Une zaouïa ? C’est le siège d’une confrérie religieuse composée de pères de famille. Les chefs de la zaouïa n’ont pas le pouvoir d’empêcher le banditisme dans la région, mais ils ont un tel prestige sur leurs compatriotes musulmans, qu’ils peuvent sauver tous les voyageurs qui arrivent à se placer sous leur protection immédiate.
Or, grâce à son ami juif de Fez, Foucauld est porteur d’une lettre de recommandation pour Sidi ben Daoud, le patriarche de la zaouïa. Il confie la lettre à un messager musulman qui part sans argent et avec le minimum de vêtements (pour ne pas tenter la cupidité des pillards) en direction de Boujad.
Le lendemain matin, le messager revient, il conduit un charmant jeune homme qui chevauche une mule et tient un parasol. C’est un petit-fils de Sidi ben Daoud qui vient chercher Foucauld et Mardochée. Ce jeune homme n’a qu’un seul esclave pour toute escorte, mais le parasol qu’il tient à la main vaut tous les fusils du monde, il signifie la protection de la zaouïa et personne n’osera faire le moindre mal à la petite caravane.
A Boujad, Foucauld passa dix journées merveilleuses car il fut traité avec les plus grands égards. Mais il ne tarda pas à comprendre que ses hôtes avaient percé à jour le secret de son déguisement et reconnu en lui un chrétien de France. Après quelques jours de vive inquiétude, tout se termina par une franche explication entre l’explorateur et Sidi Edris, un des fils du patriarche. Foucauld comprit alors que c’était précisément comme chrétien de France et non comme prétendu rabbin qu’on l’avait reçu avec tant de prévenances. Aussi lorsqu’il repartit, Sidi Edris l’accompagna personnellement pendant six jours de route pour le protéger dans le reste du Tadla et prolonger le plaisir d’être en sa compagnie, ce dont Foucauld n’était pas moins ravi.
Quelque temps plus tard, à Tisint, dans le Sud marocain, Foucauld se lie encore d’intime amitié avec un autre musulman, Hadji Bou Rhim, qui devina lui aussi sa qualité de Français. Bou Rhim se chargea lui-même de conduire l’explorateur un peu plus loin, jusqu’à Mrimima, afin de le recommander à une nouvelle zaouïa.

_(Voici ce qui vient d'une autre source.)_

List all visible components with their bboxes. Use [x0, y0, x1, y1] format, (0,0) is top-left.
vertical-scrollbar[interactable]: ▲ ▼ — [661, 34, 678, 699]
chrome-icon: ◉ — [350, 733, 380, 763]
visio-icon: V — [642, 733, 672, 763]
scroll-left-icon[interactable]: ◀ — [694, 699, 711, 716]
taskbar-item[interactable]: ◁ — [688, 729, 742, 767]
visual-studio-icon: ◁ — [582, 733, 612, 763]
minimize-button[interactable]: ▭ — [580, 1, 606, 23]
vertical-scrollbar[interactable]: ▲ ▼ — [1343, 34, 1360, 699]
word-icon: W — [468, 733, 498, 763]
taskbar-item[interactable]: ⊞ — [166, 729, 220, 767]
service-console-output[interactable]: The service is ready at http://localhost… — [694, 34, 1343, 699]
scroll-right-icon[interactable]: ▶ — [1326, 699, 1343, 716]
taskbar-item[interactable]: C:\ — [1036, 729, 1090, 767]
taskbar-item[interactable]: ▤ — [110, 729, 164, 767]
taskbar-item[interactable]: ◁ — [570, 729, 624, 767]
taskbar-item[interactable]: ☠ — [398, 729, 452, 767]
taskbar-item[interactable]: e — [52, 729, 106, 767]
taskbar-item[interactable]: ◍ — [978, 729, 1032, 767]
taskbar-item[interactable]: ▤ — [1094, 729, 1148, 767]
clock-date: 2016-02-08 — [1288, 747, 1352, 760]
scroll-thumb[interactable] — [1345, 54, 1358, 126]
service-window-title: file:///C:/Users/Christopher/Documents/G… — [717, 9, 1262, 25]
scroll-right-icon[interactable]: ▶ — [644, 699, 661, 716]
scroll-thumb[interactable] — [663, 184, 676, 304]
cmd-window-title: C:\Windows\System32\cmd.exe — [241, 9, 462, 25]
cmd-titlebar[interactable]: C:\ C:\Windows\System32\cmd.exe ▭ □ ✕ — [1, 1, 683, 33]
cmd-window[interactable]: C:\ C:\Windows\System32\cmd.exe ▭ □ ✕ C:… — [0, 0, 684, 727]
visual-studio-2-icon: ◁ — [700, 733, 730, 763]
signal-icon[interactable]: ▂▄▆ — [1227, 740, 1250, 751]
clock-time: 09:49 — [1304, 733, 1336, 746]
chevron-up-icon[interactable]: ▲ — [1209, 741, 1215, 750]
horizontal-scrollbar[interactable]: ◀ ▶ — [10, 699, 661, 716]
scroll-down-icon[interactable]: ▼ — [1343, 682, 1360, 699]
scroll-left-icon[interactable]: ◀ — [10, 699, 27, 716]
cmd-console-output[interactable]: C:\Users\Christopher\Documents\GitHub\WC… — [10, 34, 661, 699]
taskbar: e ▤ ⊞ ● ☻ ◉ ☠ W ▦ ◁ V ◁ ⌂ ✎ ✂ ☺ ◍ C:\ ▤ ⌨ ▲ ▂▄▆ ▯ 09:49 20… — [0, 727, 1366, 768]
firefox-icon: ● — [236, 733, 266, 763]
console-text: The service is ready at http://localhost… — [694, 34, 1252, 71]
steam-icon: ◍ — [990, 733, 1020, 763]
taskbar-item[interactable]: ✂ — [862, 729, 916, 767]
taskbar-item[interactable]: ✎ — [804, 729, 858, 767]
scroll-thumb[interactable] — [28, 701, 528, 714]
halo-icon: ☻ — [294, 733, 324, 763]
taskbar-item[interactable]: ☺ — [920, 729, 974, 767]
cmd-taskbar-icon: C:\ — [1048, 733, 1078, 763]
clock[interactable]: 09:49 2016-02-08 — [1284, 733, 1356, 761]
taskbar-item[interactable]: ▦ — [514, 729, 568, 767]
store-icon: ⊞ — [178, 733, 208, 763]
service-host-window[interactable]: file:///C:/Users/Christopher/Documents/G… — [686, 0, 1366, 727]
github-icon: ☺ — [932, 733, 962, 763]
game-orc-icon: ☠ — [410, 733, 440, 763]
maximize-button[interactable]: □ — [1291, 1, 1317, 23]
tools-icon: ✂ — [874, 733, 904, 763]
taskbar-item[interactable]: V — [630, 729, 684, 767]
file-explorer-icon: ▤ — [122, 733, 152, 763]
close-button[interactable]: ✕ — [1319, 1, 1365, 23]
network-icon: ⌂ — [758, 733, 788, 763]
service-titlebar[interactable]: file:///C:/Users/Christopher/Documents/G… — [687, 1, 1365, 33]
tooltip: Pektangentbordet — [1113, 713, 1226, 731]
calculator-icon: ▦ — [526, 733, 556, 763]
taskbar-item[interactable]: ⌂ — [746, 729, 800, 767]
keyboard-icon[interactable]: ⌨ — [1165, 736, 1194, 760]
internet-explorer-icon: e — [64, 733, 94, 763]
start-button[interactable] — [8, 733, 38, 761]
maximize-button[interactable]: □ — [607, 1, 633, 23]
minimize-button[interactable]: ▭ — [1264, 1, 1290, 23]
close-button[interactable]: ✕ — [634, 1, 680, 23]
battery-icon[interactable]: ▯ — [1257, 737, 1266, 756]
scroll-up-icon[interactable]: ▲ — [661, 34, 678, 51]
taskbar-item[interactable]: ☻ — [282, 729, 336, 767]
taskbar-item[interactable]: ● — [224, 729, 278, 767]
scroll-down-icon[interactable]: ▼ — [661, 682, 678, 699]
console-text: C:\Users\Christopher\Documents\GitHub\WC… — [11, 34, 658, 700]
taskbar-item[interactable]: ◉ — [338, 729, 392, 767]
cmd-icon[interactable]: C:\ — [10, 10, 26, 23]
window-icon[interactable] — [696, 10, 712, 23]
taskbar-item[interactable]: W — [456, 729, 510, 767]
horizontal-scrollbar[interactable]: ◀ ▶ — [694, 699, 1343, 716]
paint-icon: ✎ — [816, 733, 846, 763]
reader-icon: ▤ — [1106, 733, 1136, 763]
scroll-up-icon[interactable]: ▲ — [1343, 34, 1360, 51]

Sitôt Bou Rhim reparti, la situation commença à mal tourner. Moins désintéressés que ceux de Boujad, les chefs de la zaouïa de Mrimima accablèrent Foucauld de demandes d’argent. Pis encore, le bruit se répandit aux environs que le petit rabbin était porteur d’un trésor. Une forte bande de pillards fut alertée et vint cerner la zaouïa en réclamant qu’on lui livre le voyageur. Respectueux des lois de l’hospitalité antique, les chefs de la zaouïa refusent de trahir leur hôte, mais ils le font mollement et sans grande autorité, de telle sorte que Foucauld peut craindre à tout instant un coup de force des pillards pénétrant dans la zaouïa pour s’emparer de lui. Il est d’autant plus inquiet qu’en fait de trésor il lui reste peu d’argent, et qu’il a toutes chances d’être assassiné si les pillards le capturent, car ils seront furieux de ne pas trouver le trésor escompté.
Un seul espoir : faire appel à Bou Rhim. Foucauld lui envoie en hâte un messager, puis le soir vient et la nuit s’écoule pleine d’angoisse. Bou Rhim viendra-t-il à temps et en force ? Ou bien va-t-on voir tout d’un coup la bande des pillards forcer les portes de la zaouïa ? Le lendemain matin, grand bruit au-dehors, c’est une troupe de cavaliers armés qui arrivent au grand galop. Bou Rhim est en tête. Dès l’arrivée du messager de Foucauld, il avait réuni tous ses parents et voisins pour courir au secours de son ami. Les pillards s’enfuirent aussitôt. L’explorateur était hors de danger.